Figure 3: Web scraping done by malicious Web robots

Advantages and disadvantages of bots

Advantages:

1. Help in performing different actions on Web applications at a much faster rate than when the same task is done manually.
2. Help in retrieving the data required from large sets in the least possible time.
3. Can be quite helpful for different site owners to create additional traffic if the site is being included for some index.
4. Web robots are always more reliable and efficient in the actions that they perform as compared to when the same task is done manually.

Disadvantages:

1. There are temporary denials of service, at times, to other visitors reaching a site, which is caused by heavy bursts of page downloading. Visitors may not be able to access site pages at normal speed, or in some extreme cases, not at all, since a robot is busy downloading the pages in a heavy burst and consuming most of the Web server resources.
2. The use of Web robots also results in wastage of bandwidth, as some of the contents that these bots download may not be useful to a person at a later time; hence, the chances of downloading content and then throwing it away is higher. This can ultimately add to bandwidth loss.
3. Different malicious web bots are used by hackers to check for vulnerabilities in the Web system, and they exploit the same for different malicious activities.
4. Malicious Web robots are also used to spam emails of users in order to retrieve user information.

Figure 4: Impact of Web bots on website security

Figure 5: Breakdown of Web traffic on the basis of visitor type during 2012-2015

Figure 6: Web robot traffic report 2016

Figure 7: Googlebot imposters perform different types of activities

Preventing the problems associated with Web bots

We can prevent some of the issues that arise from using Web bots by taking the following precautionary measures.

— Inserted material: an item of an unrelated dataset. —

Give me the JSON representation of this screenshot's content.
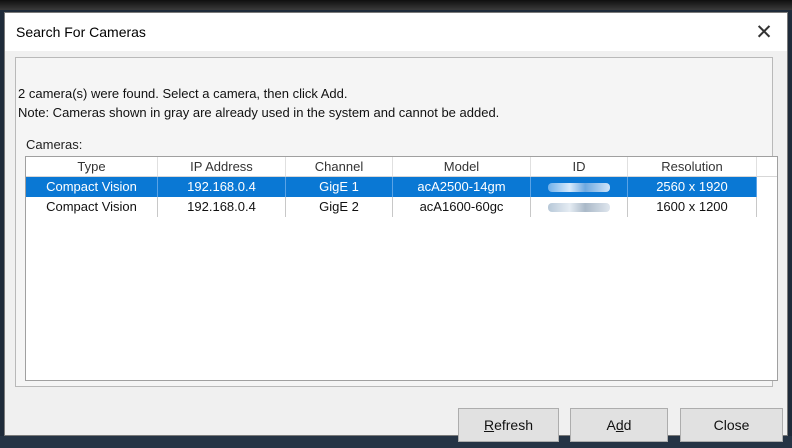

1. Check if we are actually being visited by Web robots often enough before taking any other measures: We can check if robots are visiting our pages by examining our Web server log files. We can look in the user agent field for unusual names, the frequency of their visits and also for the type of files that are being retrieved.
2. Use the meta tags, robots.txt file and other ways to suggest to robots how your site should be indexed or not indexed: Try suggesting to the robots as to how you would like your site to be indexed or downloaded.
3. Convert all time-consuming scripts to the static pages if possible: It takes longer for any Web server to execute the scripts that generate Web pages than to serve different static HTML pages. Hence, it is less likely that your server would get a denial-of-service when Web robots download static files in heavy bursts.
4. Check if a possible Web robot requested the script before performing any time-consuming functions: If you have to use scripts on your website, check if any possible unfriendly Web bot called the script before going into time-consuming parts of the scripts.
5. If any particular IP address is continuously causing problems in spite of taking the above steps, then consider limiting access to the server: If we have positive proof that any particular IP address or class of addresses is causing problems to your Web server, then try contacting the owners of such Internet connections. If all this fails, you may consider excluding such addresses from your Web server.
6. Use different server-specific components: If you still have severe problems in avoiding unfriendly Web robots, write server-specific components. This is where you write an extension to your Web server which would dynamically verify different properties of calling programs to check for possible Web bots.